Page:Busoni - Chefs-d’œuvre poétiques des dames françaises, 1841.djvu/69

Cette page a été validée par deux contributeurs.



BALLADE QUI PRÉCÈDE LE ROMAN DU CHASTEL D’AMOUR.


Ans trop heureulx, où les chants du trouverre
Plains deiz haults faicts d’Ivain et de Tristan,
De pallaiz d’or, plus transparents que verre,
D’aislers coursiers plus vistes que l’Autan,
Frappoient d’oubly césars mesme et soudan ;
Que n’ay-je esclos lors, plutost que naguere,
Lorsqu’à Vénus, sy que fer à l’aymant,
Voloist s’ugnir l’honneur en tout roman !
Roman d’amour ne peult aller sanz guerre.
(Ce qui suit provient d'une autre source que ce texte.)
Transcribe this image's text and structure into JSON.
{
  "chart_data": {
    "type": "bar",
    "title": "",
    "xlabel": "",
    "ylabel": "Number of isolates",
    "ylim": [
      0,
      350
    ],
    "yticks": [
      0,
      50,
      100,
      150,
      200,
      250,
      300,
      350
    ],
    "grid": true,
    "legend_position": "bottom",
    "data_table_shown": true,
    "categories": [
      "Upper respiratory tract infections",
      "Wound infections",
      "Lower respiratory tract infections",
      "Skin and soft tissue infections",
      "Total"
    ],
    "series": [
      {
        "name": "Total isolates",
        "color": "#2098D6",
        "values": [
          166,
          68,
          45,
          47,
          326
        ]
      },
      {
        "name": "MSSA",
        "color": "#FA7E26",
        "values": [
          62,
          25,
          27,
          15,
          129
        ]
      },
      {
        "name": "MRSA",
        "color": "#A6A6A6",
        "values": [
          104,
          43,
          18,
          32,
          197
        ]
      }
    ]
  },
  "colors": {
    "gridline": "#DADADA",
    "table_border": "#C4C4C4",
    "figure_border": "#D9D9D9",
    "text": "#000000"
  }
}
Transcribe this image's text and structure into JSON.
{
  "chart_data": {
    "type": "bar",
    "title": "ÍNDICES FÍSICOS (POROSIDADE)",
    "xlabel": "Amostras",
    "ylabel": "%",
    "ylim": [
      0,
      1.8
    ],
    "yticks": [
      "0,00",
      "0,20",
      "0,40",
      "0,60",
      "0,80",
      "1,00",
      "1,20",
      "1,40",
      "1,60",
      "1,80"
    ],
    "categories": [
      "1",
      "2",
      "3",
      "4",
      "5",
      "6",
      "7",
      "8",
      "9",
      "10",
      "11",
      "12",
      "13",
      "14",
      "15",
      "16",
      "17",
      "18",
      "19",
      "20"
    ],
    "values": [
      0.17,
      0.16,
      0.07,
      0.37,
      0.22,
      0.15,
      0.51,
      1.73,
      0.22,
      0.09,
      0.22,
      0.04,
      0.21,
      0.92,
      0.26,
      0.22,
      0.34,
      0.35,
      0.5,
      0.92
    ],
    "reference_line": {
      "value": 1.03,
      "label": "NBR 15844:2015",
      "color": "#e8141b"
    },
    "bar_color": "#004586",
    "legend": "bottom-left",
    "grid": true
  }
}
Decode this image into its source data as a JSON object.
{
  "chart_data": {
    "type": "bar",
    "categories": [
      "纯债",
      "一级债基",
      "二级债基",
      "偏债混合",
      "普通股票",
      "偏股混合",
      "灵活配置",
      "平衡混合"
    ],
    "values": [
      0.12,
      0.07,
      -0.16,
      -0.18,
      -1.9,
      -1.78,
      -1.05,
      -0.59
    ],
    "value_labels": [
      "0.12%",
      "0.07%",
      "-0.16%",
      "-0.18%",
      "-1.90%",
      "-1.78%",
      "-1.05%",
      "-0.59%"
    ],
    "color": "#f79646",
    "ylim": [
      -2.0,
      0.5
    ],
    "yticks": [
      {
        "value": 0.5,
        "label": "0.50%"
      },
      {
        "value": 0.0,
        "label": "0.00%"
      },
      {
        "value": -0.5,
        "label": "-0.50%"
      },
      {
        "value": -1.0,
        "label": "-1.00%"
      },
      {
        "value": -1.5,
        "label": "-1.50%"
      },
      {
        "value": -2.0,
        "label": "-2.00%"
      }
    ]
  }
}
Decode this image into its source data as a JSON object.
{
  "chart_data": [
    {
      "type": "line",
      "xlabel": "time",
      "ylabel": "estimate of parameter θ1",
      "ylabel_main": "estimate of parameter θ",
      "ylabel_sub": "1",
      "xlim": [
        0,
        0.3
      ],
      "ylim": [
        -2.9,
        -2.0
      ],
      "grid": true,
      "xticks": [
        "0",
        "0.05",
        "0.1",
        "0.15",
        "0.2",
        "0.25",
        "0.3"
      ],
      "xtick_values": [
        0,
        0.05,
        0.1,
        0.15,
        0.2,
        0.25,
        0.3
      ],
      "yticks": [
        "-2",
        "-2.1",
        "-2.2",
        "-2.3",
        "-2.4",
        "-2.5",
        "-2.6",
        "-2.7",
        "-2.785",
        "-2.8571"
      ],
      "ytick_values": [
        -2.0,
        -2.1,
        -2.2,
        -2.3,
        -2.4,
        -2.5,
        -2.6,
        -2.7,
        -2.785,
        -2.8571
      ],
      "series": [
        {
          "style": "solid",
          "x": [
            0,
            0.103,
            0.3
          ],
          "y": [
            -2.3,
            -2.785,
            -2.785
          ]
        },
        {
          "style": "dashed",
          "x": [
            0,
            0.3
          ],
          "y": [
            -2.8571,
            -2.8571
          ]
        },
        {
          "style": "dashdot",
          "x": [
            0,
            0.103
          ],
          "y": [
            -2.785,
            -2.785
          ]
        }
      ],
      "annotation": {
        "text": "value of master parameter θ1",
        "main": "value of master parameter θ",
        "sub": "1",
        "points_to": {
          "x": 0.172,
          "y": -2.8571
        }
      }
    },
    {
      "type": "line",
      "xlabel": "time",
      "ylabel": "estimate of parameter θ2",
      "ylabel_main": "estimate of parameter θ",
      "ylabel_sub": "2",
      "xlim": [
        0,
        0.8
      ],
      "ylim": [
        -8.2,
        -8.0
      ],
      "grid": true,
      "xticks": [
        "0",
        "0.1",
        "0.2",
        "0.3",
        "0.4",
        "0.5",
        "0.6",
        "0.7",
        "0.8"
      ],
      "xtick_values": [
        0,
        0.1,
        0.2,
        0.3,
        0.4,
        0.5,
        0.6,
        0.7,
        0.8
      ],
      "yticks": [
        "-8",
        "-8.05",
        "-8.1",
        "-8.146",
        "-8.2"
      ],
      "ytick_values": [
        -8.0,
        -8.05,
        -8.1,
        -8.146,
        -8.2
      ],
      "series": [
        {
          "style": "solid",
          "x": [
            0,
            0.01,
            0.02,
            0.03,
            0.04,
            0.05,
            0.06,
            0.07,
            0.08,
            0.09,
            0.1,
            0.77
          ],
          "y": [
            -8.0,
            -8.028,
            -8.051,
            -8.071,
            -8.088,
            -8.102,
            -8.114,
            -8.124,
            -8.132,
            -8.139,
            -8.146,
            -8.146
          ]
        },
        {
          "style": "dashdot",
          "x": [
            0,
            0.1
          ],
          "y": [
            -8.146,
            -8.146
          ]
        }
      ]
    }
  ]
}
Non peigne un fol, dont poings et cimeterre
Brisent rochiers, comme a-t-on fait Roland ;
N’ung qu’à luy seul fasse trembler la terre,
Ny monts et tours aggrimpe d’ung élan ;
Veulx mon héroz, tendre, aymable et galant,
Qu’aymé du ciel n’en brave le tonnerre,
Qu’ayt force, esclat, poli du diamant ;
Maiz franc guerrier, sanz quoy plus de roman :
Roman d’amour ne peult aller sanz guerre.
 
Veulx soict d’aymer plus fier que de conquierre ;
Qu’ayt l’air françois, fust-il Angle ou Toscan,
Ayt soing d’amyz plus que de gloire acquierre,
Mesle en son cœur à flammes de volcan
Candeur deiz lys, bonté du pélican ;
Qu’affronte, un pair, roys, fortune et vulguerre,
Gryffon et faye, ogres et talisman ;
Puis qu’en vainqueur couronne le roman
Roman d’amour ne peult aller sanz guerre.